Many people rely on their past performance to judge their effectiveness as leaders. However, past performance is not the best predictor of your future as a leader; it only tells part of your story.

I have used this idea as one of the cornerstones of my short list of laws of intelligent leadership because its relevance has withstood the test of time. To this day, I view past performance as only the starting point of any leadership development process; however, it does have relevance, so let’s lead with that.

1. Past Performance 

Past performance does count, and it may say a thing or two about your inner core, but it merely constitutes a point of reference in your journey toward becoming a better version of yourself. It does not limit your leadership future; it’s not even the best predictor of that future.

Let’s take a look at other factors that predict your future leadership performance, and from my perspective, the success of your leadership development process.

2. Your Willingness to Accept Your Gifts and Deficiencies

Leadership maturity is at the root of your development potential. Leaders who are mature enough to accept their strengths and recognize their deficiencies are ready to embark on the journey that will make them more capable, self-aware, and intelligent.

The first step of any leadership development program is to establish a baseline by obtaining an accurate picture of the capabilities that comprise the outer core of the leader. For this purpose, I have developed the STLI, a proprietary 360-degree assessment tool designed to overcome the typical pitfalls of this type of aggregate feedback.

The STLI works well as a self-assessment tool. However, for optimal results, I strongly suggest that you use it in multi-rater mode as well.

The purpose of the STLI is to establish the competencies that comprise your leadership strengths while identifying your weaknesses/shortcomings. It is the equivalent of a medical diagnosis that pinpoints the target of the treatment to follow.

3. Your Willingness to Commit to a Plan that Addresses Your Deficiencies and Leverages Your Strengths

In addition to giving you a clear picture of your current leadership strengths and weaknesses, the STLI also helps you or the leadership development professional guiding you, to set your unique development goals and developmental pathways.

With a clear roadmap to improvement, it is up to you to commit to this plan. Your personalized developmental plan allows you to strengthen your maturity within all your leadership traits. However, its success depends entirely on your having a diligent desire to improve.

4. Your Willingness to Execute the Development Plan

Having embraced your personal roadmap to improvement, you have to start executing your customized individual development plan with passion and focus. This is the practical part of the leadership development program.

Now that you know where you can improve and how you can do it, it’s time to swing into action. There is no room for reluctance.

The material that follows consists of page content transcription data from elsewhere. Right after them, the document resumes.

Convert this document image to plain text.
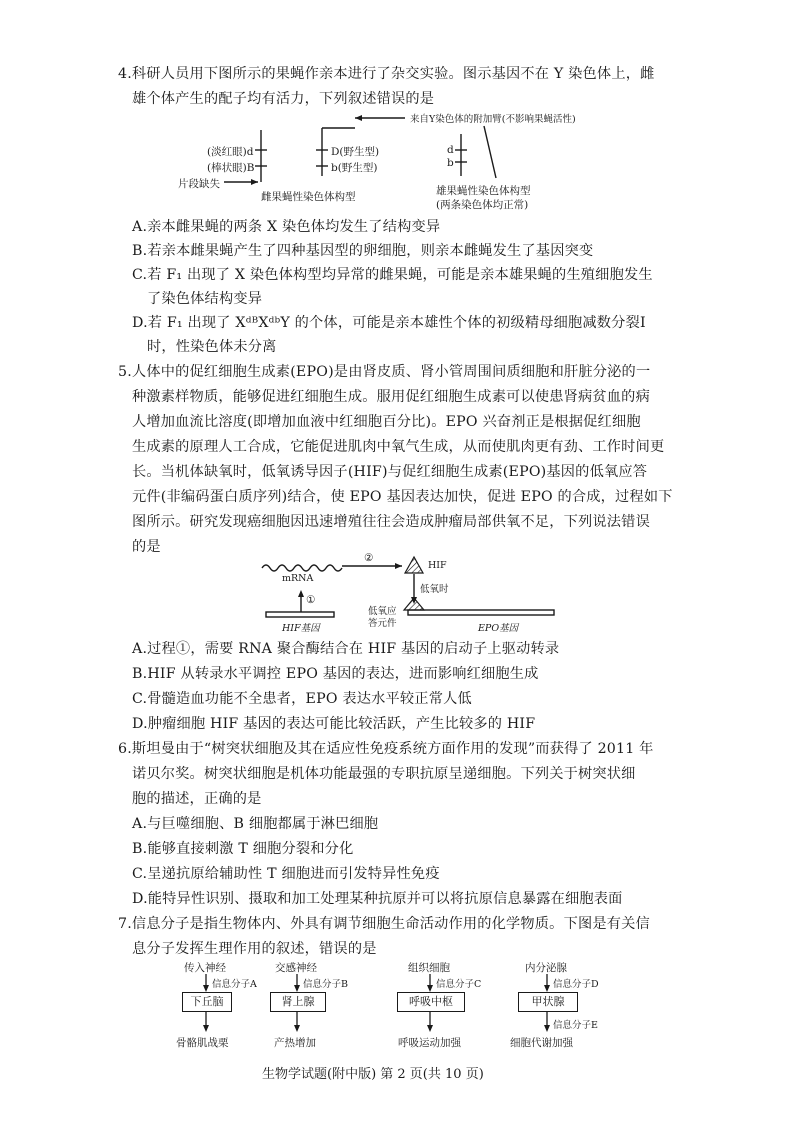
4.科研人员用下图所示的果蝇作亲本进行了杂交实验。图示基因不在 Y 染色体上，雌
雄个体产生的配子均有活力，下列叙述错误的是
来自Y染色体的附加臂(不影响果蝇活性)
(淡红眼)d
(棒状眼)B
D(野生型)
b(野生型)
片段缺失
雌果蝇性染色体构型
d
b
雄果蝇性染色体构型
(两条染色体均正常)
A.亲本雌果蝇的两条 X 染色体均发生了结构变异
B.若亲本雌果蝇产生了四种基因型的卵细胞，则亲本雌蝇发生了基因突变
C.若 F₁ 出现了 X 染色体构型均异常的雌果蝇，可能是亲本雄果蝇的生殖细胞发生
了染色体结构变异
D.若 F₁ 出现了 XᵈᴮXᵈᵇY 的个体，可能是亲本雄性个体的初级精母细胞减数分裂Ⅰ
时，性染色体未分离
5.人体中的促红细胞生成素(EPO)是由肾皮质、肾小管周围间质细胞和肝脏分泌的一
种激素样物质，能够促进红细胞生成。服用促红细胞生成素可以使患肾病贫血的病
人增加血流比溶度(即增加血液中红细胞百分比)。EPO 兴奋剂正是根据促红细胞
生成素的原理人工合成，它能促进肌肉中氧气生成，从而使肌肉更有劲、工作时间更
长。当机体缺氧时，低氧诱导因子(HIF)与促红细胞生成素(EPO)基因的低氧应答
元件(非编码蛋白质序列)结合，使 EPO 基因表达加快，促进 EPO 的合成，过程如下
图所示。研究发现癌细胞因迅速增殖往往会造成肿瘤局部供氧不足，下列说法错误
的是
mRNA
①
②
HIF
低氧时
HIF基因
低氧应
答元件	EPO基因
A.过程①，需要 RNA 聚合酶结合在 HIF 基因的启动子上驱动转录
B.HIF 从转录水平调控 EPO 基因的表达，进而影响红细胞生成
C.骨髓造血功能不全患者，EPO 表达水平较正常人低
D.肿瘤细胞 HIF 基因的表达可能比较活跃，产生比较多的 HIF
6.斯坦曼由于“树突状细胞及其在适应性免疫系统方面作用的发现”而获得了 2011 年
诺贝尔奖。树突状细胞是机体功能最强的专职抗原呈递细胞。下列关于树突状细
胞的描述，正确的是
A.与巨噬细胞、B 细胞都属于淋巴细胞
B.能够直接刺激 T 细胞分裂和分化
C.呈递抗原给辅助性 T 细胞进而引发特异性免疫
D.能特异性识别、摄取和加工处理某种抗原并可以将抗原信息暴露在细胞表面
7.信息分子是指生物体内、外具有调节细胞生命活动作用的化学物质。下图是有关信
息分子发挥生理作用的叙述，错误的是
传入神经
信息分子A
下丘脑
骨骼肌战栗
交感神经
信息分子B
肾上腺
产热增加
组织细胞
信息分子C
呼吸中枢
呼吸运动加强
内分泌腺
信息分子D
甲状腺
信息分子E
细胞代谢加强
生物学试题(附中版) 第 2 页(共 10 页)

No leadership coach can craft a better leader out of you if you aren’t willing to put in the groundwork.

5. Your Willingness to Be Vigilant to the Results You Achieve

To ensure the success of your leadership development program, you have to assess and reassess your results periodically and draw meaningful conclusions. By creating a continuous feedback/calibration loop, you keep your efforts on track and maintain your focus where you can make the biggest impact in your individual development.

6. The Willingness to Course Correct Continuously

Although assessment-based and thus solid, your customized individual development plan is not rigid. The results that you get by executing this plan dictate whether you need to course-correct on the go.

Sometimes you need to right the ship.

Course correction requires a dose of maturity on your part regarding being proactive and handling change. In the context of leadership development, course correction is part of a process of continuous learning. Calibration and recalibration make learning possible, providing the foundation for effective course correction and positive individual development.

The Bottom Line 

While past performance is important, the best predictor of your future performance as a leader comprises a combination all six of these factors. You have to want to improve, you need to commit to the process, and you have to put in the required effort.